There were, of course, bitter arguments about the true danger to us of any of these Chinese acts. Those who purported to know the most about the new China—professional Sinologists—were almost wholly of the view that the threat posed by a Communist China was woefully exaggerated and, in any case, should be coped with through greater contact and less direct criticism. Even many of those appalled by the Maoist experiment argued for better relations—for playing the China card.

But the Soviet Union, object of such strategic manipulations, is now gone, and the pragmatist’s justification for warmer relations is now gone along with it. The ideological justification for the muting of criticism is also gone—or at least going; for as China continues to move to the “Right,” its former apologists seem to have less use for it.

Indeed, it is interesting that though the worst excesses of the regime in the past could not quite provoke heartfelt outrage, there is from time to time a nostalgia for those old days, masked as criticism of today’s abuses. Take a recent page-one account in the New York Times. “With Focus on Profits, China Revives Bias Against Women,” reads the headline, and “As Communist Ethics Yield to Capitalism, Women Lose Out,” reads the bold-face synopsis. These things are happening, writes the correspondent, “as Chinese society focuses more on profit than on equality, and as Communist morality loses its influence.”

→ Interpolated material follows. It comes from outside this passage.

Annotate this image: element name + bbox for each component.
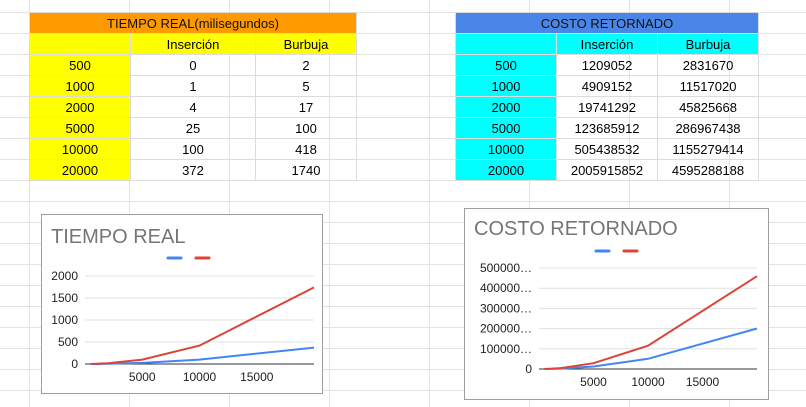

This is, perhaps, an unusually egregious example, but it says something about the nature of the growing criticism of China among the intelligentsia throughout the West. Such sentiments seem destined to insinuate themselves into the historiography of China’s past twenty years. Inevitably, the prior era of “higher purpose” will be contrasted to the rampant materialism that follows. In this, Deng Xiaoping is apt to become China’s Reagan, presiding officer over a decade of greed, of unbounded consumption, and certainly of greater air pollution. “Socialism with Chinese characteristics,” if it succeeds in catapulting China into the first rank of the world’s economic and political powers, will be no socialism at all.

Willy-nilly, then, we seem to have in the making a new basis for Sino-American antagonism, something different from the “yellow peril” which led us to enact the infamous Chinese exclusion acts, and different, yet again, from Maoist totalitarianism and its self-proclaimed international pretensions, which led us to make war in Korea and Indochina.

But whether grounded in political predilection or hard-headed analysis, our changing sense of China must now, for the first time in a century and a half, be made to fit with a China which actually is powerful and influential. In Maoist lingo, China is poised for its strategic counter-offensive in the world, having now recognized that the methods Mao himself used to begin it in 1950 were a false start. In the disputes that went on in China during these decades—between “radicals” and “pragmatists,” between “reds” and “experts”—we used to hope for the victory of the moderates, the less ideological, the more practical, those more aware of the transforming power of free-fire capitalism. We must now begin to think about the consequences of living with what we have wished for, the fulfillment of another of those proverbial Chinese curses.